Mitch KilpatrickContributor IApril 27, 2009

Brad Keselowski was determined to keep his car down against the bottom of the track during the final yards of an exciting Aaron's 499 on Sunday.

That decision yielded Keselowski the first win of his young career.

Carl Edwards' failed to cut off Keselowski yards from the finish and sent his vehicle airborne and into safety fencing along the Talladega Superspeedway grandstand.

Seven spectators were injured by debris, again bringing into question NASCAR's sometimes balance between safety and spectation.

Ryan Newman and Dale Earnhardt Jr., who worked together a day earlier during the Nationwide series race, again worked to create a two-car powerhouse.

They built a five-length lead with one lap to go.

Another two-car team, this one with Edwards in front and Keselowski behind, was emerging. Working together at 204 mph, they pulled ahead of Newman with one-half lap remaining.

Their momentum began to fade during the final turn.

With Newman and Earnhardt closing in, Keselowski made his move. He flew toward the high side of the track. Edwards moved along in an effort to keep Keselowski behind, only to see the 25-year-old slide back down toward the yellow line.

Edwards made a second attempt to block.

This one ended badly. Keselowski had established position at the bottom of the track and Edwards clipped the nose of Keselowski's car, creating a crash.

Edwards' car reversed orientation, became airborne, and landed on Newman's hood. That glancing blow sent Edwards' car spiraling toward the grandstand.

Reinforced fencing kept the No. 99 Chevrolet from flying into the seats. Debris from the crash hit fans sitting along the tri-oval and caused several injuries that required medical attention.

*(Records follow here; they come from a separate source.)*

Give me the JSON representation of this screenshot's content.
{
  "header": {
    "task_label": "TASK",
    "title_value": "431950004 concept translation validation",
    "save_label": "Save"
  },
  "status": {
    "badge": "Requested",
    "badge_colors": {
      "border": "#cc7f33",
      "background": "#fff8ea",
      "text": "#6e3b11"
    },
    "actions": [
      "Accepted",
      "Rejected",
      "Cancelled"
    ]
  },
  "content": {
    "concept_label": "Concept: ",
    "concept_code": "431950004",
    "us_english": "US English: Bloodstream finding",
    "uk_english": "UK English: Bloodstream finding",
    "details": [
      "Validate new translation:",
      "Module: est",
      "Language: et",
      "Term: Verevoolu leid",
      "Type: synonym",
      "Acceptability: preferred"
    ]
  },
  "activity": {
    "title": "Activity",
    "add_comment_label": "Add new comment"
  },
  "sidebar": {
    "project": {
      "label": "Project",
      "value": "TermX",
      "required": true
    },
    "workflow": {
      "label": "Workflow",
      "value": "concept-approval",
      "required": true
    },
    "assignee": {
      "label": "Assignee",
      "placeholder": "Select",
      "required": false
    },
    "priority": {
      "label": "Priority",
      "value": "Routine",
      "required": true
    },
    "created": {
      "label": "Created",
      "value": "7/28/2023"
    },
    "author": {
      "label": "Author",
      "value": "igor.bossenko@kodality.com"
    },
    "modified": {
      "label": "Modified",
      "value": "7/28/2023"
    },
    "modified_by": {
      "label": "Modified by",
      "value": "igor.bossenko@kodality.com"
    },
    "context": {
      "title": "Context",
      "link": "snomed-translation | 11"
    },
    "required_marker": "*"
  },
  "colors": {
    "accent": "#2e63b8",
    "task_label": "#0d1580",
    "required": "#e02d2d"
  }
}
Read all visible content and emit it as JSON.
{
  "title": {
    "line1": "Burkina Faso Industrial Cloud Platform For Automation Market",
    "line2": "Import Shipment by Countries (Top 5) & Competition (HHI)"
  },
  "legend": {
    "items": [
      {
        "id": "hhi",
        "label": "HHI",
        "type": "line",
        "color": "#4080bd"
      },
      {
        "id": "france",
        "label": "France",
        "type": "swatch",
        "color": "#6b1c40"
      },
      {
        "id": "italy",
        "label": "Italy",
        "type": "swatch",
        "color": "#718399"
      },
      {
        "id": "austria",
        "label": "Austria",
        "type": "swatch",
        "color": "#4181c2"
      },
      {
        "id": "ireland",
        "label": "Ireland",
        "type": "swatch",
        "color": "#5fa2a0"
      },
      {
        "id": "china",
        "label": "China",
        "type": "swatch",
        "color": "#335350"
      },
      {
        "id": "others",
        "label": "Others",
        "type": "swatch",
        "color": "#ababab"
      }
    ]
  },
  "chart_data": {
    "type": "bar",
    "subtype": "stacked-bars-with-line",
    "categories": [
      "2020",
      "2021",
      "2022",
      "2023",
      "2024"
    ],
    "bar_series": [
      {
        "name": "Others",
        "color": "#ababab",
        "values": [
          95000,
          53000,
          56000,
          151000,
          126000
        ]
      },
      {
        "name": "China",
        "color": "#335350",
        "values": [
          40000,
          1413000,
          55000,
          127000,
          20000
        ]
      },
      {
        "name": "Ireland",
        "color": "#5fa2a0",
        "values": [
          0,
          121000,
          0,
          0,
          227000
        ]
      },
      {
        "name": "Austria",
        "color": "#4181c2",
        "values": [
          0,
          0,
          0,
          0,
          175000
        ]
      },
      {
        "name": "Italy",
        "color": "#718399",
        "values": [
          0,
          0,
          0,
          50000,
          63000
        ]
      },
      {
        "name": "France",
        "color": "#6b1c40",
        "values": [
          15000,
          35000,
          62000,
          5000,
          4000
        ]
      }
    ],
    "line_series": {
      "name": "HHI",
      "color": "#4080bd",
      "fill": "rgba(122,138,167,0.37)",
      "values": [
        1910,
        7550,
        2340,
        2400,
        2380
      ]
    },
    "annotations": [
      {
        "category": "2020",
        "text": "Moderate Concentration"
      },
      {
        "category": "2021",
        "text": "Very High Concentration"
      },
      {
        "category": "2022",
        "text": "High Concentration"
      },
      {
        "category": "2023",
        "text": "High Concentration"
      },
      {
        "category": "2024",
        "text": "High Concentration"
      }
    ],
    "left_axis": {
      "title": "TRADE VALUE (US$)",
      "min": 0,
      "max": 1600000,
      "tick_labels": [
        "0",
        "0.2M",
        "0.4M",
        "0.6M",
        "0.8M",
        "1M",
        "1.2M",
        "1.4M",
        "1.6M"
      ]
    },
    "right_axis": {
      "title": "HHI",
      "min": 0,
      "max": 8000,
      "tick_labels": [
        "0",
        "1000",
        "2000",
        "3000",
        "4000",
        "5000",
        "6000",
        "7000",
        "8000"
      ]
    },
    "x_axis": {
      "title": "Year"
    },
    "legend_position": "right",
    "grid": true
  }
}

Edwards wasn't injured. He immediately freed himself from his demolished vehicle and jogged 40 yards to the finish line.

That doesn't count. He officially finished 24th.

"(NASCAR) puts us in this box and we're race like this until we kill somebody. Then they'll change it." Edwards said. "Hopefully, they'll do something somehow to change this style of racing."

Still, drivers didn't fault Keselowski for his tactical decisions.

Passing below the yellow line is against NASCAR rules.

Keselowski applied that knowledge Sunday and refused to concede position.

The win was particularly memorable for Keselowski and his team.

"This win is the best thing to ever happen to me," he said.

Earnhardt finished second and Newman, his hood missing because of Edwards' wreck, took third position.